Any hired thug can shoot guns. The shotgun isn’t what makes John Wick the Baba Yaga. It’s cold, calculating, methodical decisions about how and when to fire a gun. John Wick is not a hammer. He is a scalpel. And in John Wick Hex, you’re the surgeon holding him. We’ve played a few hours of the game, and below we’ll walk you through what we’ve learned so you can jump right into Boogeyman and put bullets on the bad boys (der).
Isn’t An Action Game
In the John Wick movie, all you see is action. In this John Wick simulator, you are planning moves and choreographing the action. It’s not about blazing speed and movement. It’s about his methodical planning and decision-making.

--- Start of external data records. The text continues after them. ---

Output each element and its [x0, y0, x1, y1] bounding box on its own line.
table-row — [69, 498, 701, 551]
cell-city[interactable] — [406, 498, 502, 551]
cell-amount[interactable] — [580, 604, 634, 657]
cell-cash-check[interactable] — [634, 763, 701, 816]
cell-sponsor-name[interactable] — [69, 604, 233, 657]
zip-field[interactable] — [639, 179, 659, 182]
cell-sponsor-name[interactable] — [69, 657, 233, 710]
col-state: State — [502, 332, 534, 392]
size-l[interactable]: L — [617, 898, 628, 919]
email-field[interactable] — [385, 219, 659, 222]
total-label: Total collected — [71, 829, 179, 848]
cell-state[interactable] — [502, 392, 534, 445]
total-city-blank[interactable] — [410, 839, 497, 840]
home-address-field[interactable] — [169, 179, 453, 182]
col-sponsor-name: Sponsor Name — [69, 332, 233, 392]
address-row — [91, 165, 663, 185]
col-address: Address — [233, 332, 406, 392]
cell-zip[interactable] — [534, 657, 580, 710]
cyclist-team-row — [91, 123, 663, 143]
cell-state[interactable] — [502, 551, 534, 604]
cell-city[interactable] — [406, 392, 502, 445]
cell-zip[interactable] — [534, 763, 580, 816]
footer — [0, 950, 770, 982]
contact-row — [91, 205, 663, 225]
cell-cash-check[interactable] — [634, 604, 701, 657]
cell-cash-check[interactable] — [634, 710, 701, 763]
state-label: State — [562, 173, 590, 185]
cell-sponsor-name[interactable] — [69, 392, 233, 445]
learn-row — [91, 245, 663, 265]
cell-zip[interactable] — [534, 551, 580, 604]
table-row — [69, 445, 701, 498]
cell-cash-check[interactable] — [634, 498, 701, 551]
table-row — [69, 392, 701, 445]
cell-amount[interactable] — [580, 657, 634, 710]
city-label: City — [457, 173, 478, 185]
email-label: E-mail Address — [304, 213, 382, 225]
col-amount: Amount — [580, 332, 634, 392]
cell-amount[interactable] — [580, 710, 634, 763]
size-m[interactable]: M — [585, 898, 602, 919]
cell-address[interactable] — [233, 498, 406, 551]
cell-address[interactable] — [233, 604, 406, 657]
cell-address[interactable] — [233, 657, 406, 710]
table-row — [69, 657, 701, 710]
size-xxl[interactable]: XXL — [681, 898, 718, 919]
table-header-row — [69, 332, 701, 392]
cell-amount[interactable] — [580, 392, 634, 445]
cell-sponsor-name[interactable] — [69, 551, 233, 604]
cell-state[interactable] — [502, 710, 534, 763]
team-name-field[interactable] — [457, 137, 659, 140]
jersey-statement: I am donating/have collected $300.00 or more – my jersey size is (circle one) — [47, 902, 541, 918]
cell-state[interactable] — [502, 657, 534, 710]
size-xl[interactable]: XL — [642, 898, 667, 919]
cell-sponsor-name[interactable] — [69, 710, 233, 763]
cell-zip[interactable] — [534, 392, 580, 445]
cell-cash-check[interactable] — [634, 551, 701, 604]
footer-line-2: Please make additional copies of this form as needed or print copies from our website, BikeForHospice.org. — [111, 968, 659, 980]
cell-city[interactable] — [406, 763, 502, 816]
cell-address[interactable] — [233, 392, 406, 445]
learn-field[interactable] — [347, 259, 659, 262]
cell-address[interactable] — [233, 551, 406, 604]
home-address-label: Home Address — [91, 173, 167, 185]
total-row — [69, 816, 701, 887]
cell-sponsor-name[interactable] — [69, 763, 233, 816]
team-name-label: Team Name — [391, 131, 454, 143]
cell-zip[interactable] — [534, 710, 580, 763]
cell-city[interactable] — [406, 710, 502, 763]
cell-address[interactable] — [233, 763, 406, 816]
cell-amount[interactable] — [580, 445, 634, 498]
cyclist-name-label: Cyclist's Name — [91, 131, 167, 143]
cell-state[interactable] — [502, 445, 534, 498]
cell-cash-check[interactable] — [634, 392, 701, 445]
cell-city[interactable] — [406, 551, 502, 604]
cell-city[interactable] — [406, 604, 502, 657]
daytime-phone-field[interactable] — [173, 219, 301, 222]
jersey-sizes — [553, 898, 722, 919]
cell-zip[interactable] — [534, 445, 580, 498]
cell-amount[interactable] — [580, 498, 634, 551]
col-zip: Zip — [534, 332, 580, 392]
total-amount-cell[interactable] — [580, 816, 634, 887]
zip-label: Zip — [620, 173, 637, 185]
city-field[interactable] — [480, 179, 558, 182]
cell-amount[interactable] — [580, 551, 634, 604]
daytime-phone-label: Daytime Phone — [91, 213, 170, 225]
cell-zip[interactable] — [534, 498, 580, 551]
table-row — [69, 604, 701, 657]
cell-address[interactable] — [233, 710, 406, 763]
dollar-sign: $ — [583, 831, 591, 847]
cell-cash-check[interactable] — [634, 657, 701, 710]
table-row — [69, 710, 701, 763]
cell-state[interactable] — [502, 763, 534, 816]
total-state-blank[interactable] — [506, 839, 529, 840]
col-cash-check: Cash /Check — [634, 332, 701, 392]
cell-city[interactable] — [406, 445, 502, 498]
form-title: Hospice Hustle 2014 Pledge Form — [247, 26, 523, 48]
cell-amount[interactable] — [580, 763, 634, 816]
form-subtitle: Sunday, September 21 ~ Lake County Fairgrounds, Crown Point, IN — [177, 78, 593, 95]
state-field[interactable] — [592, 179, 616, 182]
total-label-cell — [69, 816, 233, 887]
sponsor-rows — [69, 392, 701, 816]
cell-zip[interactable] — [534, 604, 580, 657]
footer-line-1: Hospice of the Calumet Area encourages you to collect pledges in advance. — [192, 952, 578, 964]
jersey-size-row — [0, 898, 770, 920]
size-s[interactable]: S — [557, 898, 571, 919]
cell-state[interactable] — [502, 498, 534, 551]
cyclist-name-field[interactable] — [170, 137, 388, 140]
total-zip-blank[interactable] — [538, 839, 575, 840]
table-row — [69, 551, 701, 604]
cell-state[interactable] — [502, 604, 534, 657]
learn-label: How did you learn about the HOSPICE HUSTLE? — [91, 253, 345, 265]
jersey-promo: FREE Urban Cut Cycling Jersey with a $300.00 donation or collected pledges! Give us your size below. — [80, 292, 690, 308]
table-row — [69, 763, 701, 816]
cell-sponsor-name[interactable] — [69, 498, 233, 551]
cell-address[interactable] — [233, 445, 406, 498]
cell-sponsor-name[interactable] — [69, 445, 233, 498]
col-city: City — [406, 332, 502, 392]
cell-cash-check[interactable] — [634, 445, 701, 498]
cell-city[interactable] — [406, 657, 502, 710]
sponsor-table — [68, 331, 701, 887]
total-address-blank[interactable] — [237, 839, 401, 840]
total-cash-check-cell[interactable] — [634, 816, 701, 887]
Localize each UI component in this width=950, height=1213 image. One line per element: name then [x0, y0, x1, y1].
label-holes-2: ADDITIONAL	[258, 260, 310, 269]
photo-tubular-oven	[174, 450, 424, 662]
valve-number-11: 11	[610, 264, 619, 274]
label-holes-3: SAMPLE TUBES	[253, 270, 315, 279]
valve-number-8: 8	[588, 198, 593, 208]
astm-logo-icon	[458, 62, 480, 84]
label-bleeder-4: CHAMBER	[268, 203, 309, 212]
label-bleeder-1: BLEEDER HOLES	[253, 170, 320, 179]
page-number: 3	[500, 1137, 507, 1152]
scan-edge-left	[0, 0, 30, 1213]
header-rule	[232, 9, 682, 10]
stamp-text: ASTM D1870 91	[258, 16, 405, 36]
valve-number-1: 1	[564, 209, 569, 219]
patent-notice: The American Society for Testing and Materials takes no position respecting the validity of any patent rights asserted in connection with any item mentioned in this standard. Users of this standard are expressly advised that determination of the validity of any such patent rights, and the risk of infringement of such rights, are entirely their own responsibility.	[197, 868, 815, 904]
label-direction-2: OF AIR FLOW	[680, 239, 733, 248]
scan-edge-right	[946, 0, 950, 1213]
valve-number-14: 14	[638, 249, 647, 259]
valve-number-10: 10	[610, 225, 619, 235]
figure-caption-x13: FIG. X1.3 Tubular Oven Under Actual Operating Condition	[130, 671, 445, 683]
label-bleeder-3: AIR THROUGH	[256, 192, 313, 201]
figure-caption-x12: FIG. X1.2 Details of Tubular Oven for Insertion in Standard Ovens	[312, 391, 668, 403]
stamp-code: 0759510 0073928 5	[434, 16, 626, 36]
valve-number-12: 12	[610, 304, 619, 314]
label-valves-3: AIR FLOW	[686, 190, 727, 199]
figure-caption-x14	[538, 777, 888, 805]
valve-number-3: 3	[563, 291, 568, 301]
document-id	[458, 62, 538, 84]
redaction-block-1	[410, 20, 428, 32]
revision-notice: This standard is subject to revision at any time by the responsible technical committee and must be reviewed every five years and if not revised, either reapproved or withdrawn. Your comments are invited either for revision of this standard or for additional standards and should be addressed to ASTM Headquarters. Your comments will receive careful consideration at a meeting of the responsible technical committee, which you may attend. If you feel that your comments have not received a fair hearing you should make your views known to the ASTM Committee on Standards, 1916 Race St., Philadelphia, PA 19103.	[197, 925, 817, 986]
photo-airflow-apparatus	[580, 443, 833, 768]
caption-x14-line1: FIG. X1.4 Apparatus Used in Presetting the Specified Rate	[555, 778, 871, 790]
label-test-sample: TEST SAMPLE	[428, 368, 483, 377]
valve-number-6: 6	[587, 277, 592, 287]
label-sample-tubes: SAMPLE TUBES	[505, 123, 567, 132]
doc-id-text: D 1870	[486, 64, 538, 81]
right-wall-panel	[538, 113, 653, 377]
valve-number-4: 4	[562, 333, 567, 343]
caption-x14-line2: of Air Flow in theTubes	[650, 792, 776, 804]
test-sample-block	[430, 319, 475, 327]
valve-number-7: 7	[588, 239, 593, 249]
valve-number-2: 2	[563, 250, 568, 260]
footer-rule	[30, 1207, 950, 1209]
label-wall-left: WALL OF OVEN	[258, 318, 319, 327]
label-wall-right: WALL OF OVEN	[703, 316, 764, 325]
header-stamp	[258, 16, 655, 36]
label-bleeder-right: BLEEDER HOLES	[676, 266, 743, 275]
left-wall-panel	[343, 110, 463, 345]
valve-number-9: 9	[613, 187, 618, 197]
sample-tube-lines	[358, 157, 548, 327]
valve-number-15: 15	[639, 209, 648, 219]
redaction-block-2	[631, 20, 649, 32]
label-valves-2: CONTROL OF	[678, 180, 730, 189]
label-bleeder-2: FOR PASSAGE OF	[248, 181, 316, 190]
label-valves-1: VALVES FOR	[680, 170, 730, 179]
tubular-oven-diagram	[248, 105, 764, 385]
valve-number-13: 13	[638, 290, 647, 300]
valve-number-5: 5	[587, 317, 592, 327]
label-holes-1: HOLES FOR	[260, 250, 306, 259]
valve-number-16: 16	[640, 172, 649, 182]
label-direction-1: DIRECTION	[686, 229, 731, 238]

Think of John Wick Hex as a board game. You are moving around. You are considering your next move and its consequences. Every action takes time, so you’re constantly pondering what you can do with how long it will take – and what your enemies might do to you while you’re occupied.
Timing Is Everything – John Wick Hex
There is a timeline at the top of the screen, the top part (or only if there are no enemies around) is John. When you’re considering your next option, the option you’re hovering over and the time it takes to do so shows up in John’s timeline. For example, moving a hex takes 0.4 seconds, and punching someone takes 1.5 seconds.
Most things require preparation – like aiming or rolling up to punch. It’s the gray-white bar. The action itself – punch or shoot – is the pink bar.
Interrupt Enemies – John Wick Hex
Most enemies (everyone but bosses) will be interrupted if you hit them with an attack before they hit you – and John tends to be faster than his enemies.
Attacks and Takedowns add an extra factor to your timing calculation, both stun your enemies for a period of time. This is indicated by a six-dotted circle icon and a diagonal slashed timeline. During that time, that enemy won’t act, and you can attack with a little more freedom, or turn your attention to someone else.
Parry is also useful for interrupting (and just interrupting) enemies you’re in Melee. It’s a fast strike, which means you can usually get it before an attack arrives, but it doesn’t deal any damage. Parry to interrupt (and prevent) attacks and reset the enemy timeline so you can attack first, but keep in mind that you won’t kill them with a parry.
Swap Weapons Often
At the beginning of every slot, John starts with his custom shotgun, 15 bullets, and adds a clip (adds 15 bullets once you reload). There is no additional ammo to receive, so you will have no choice but to trade it in for another weapon.
Every other gun you carry carries a weapon that you pick up from slain enemies. When you kill someone, they drop whatever weapon they’re holding (more on this below) in an adjacent hex. When you stand in that hex, you are able to pick up that weapon.
The number of snapshots of each weapon appears next to the weapon’s icon. Basically in John Wick Hex, think of this as reloading – you’re swapping weapons instead.